For Kevin De Bruyne, who entered Friday’s match described as possibly playing his final World Cup game, the exit is the close of a tournament career that peaked in 2018 when Belgium reached the semifinal for the first time. The generation of Belgian footballers who promised something extraordinary in Russia never quite found the same level again – not in Qatar, and not in Los Angeles. De Bruyne was involved without being the decisive force the match required of him.
Spain’s broader tournament picture is one of near-total dominance with one visible crack now apparent. They have not lost. They have not conceded in six of their seven matches. The high-press, technically fluent football de la Fuente has organized through this World Cup recalls in structure the Spanish sides that dominated European and world football between 2008 and 2012 – though the personnel are different enough that the comparison is more atmospheric than tactical. The squad has been largely healthy. The rotation has been managed. The path to the final now requires only one more result.
France are the opponent. Kylian Mbappe, who scored his eighth tournament goal against Morocco in the quarterfinals, stands one behind Lionel Messi’s all-time World Cup scoring record of 21. France were beaten finalists four years ago and have been consistently near the top of international football for a decade. The Spain-France matchup carries tactical history – the two sides have met in Nations League and European Championship competition in recent years – but a World Cup semifinal introduces stakes that club-season competition does not replicate. As this publication noted before the quarterfinals, France entered the knockout rounds as the team with the widest range of ways to win.

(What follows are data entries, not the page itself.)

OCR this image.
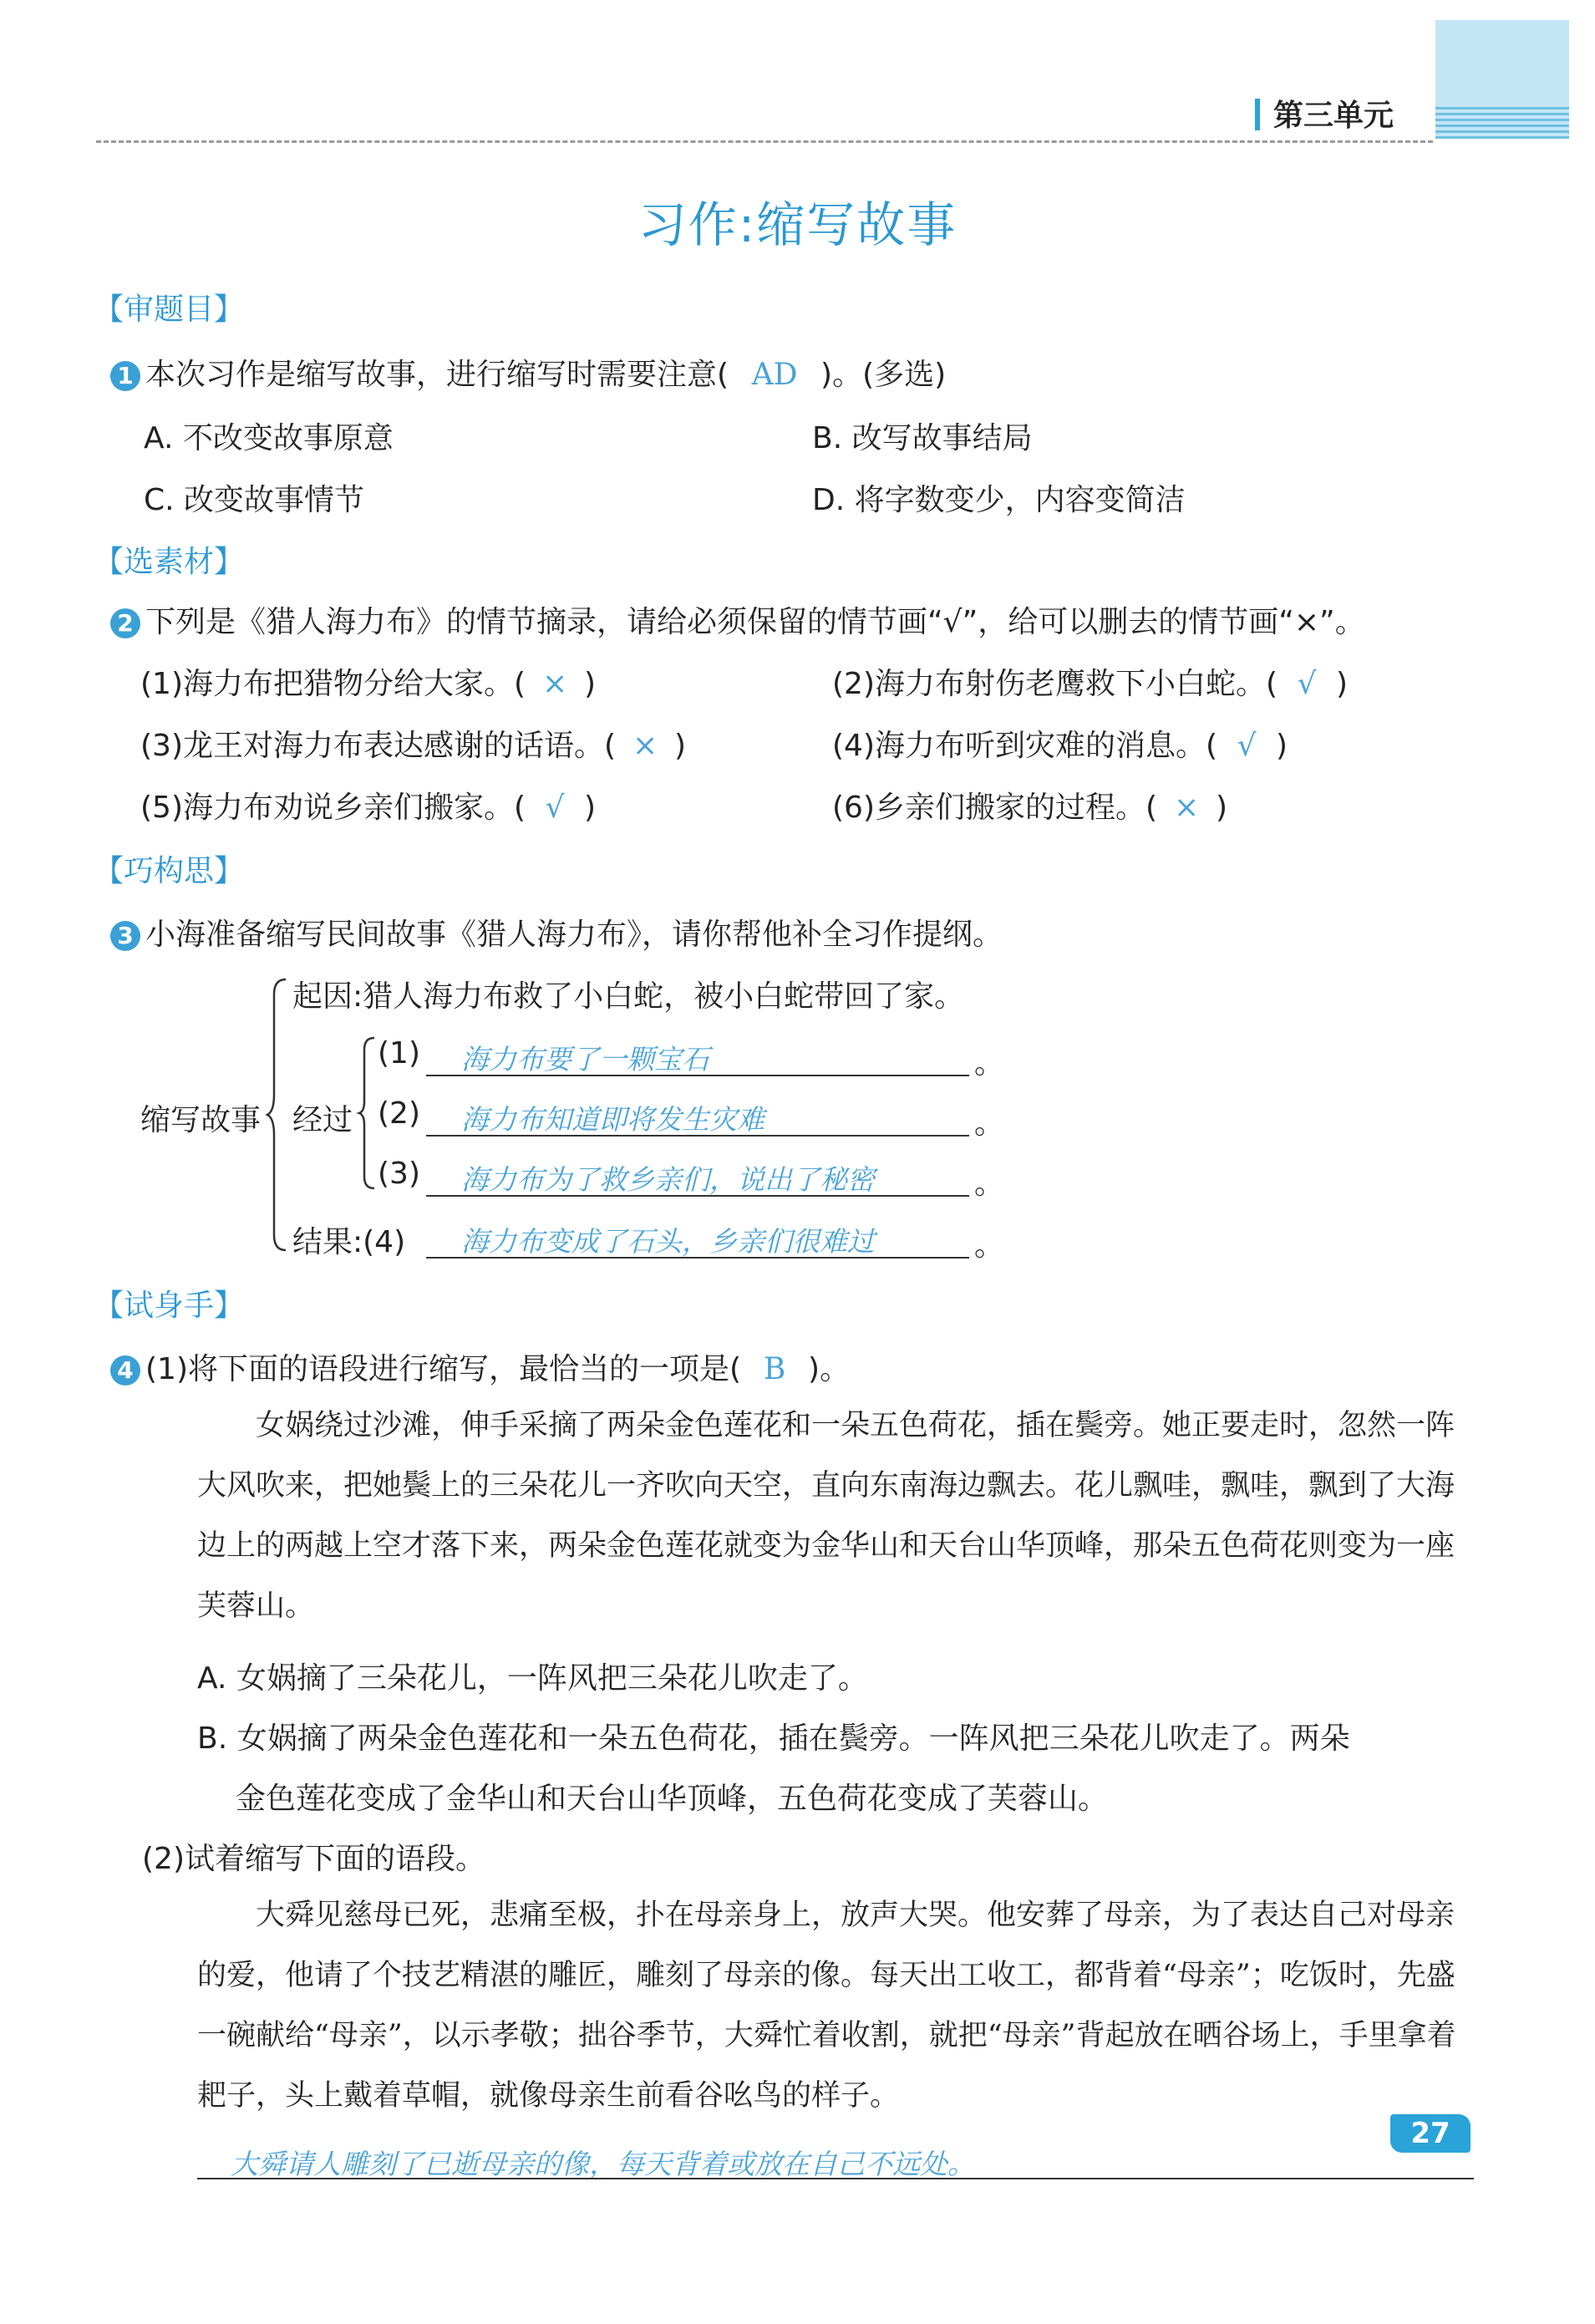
第三单元
习作:缩写故事
【审题目】
1 本次习作是缩写故事，进行缩写时需要注意( AD )。(多选)
A. 不改变故事原意	B. 改写故事结局
C. 改变故事情节	D. 将字数变少，内容变简洁
【选素材】
2 下列是《猎人海力布》的情节摘录，请给必须保留的情节画“√”，给可以删去的情节画“×”。
(1)海力布把猎物分给大家。( × )	(2)海力布射伤老鹰救下小白蛇。( √ )
(3)龙王对海力布表达感谢的话语。( × )	(4)海力布听到灾难的消息。( √ )
(5)海力布劝说乡亲们搬家。( √ )	(6)乡亲们搬家的过程。( × )
【巧构思】
3 小海准备缩写民间故事《猎人海力布》，请你帮他补全习作提纲。
缩写故事
起因:猎人海力布救了小白蛇，被小白蛇带回了家。
经过
(1) 海力布要了一颗宝石	。
(2) 海力布知道即将发生灾难	。
(3) 海力布为了救乡亲们，说出了秘密	。
结果:(4) 海力布变成了石头，乡亲们很难过	。
【试身手】
4 (1)将下面的语段进行缩写，最恰当的一项是( B )。
女娲绕过沙滩，伸手采摘了两朵金色莲花和一朵五色荷花，插在鬓旁。她正要走时，忽然一阵大风吹来，把她鬓上的三朵花儿一齐吹向天空，直向东南海边飘去。花儿飘哇，飘哇，飘到了大海边上的两越上空才落下来，两朵金色莲花就变为金华山和天台山华顶峰，那朵五色荷花则变为一座芙蓉山。
A. 女娲摘了三朵花儿，一阵风把三朵花儿吹走了。
B. 女娲摘了两朵金色莲花和一朵五色荷花，插在鬓旁。一阵风把三朵花儿吹走了。两朵
金色莲花变成了金华山和天台山华顶峰，五色荷花变成了芙蓉山。
(2)试着缩写下面的语段。
大舜见慈母已死，悲痛至极，扑在母亲身上，放声大哭。他安葬了母亲，为了表达自己对母亲的爱，他请了个技艺精湛的雕匠，雕刻了母亲的像。每天出工收工，都背着“母亲”；吃饭时，先盛一碗献给“母亲”，以示孝敬；拙谷季节，大舜忙着收割，就把“母亲”背起放在晒谷场上，手里拿着耙子，头上戴着草帽，就像母亲生前看谷吆鸟的样子。
大舜请人雕刻了已逝母亲的像，每天背着或放在自己不远处。
27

Spain have not been in a World Cup semifinal since 2010, the year they beat Germany and then the Netherlands to win it in Johannesburg. The generation that did it – Xavi, Iniesta, Villa, Casillas – is long gone. What de la Fuente has built is a different Spanish team with the same organizing principle: technical quality used in service of an idea about how football should be played. Whether that idea is enough for France in Dallas, on Tuesday, is the question that now matters most.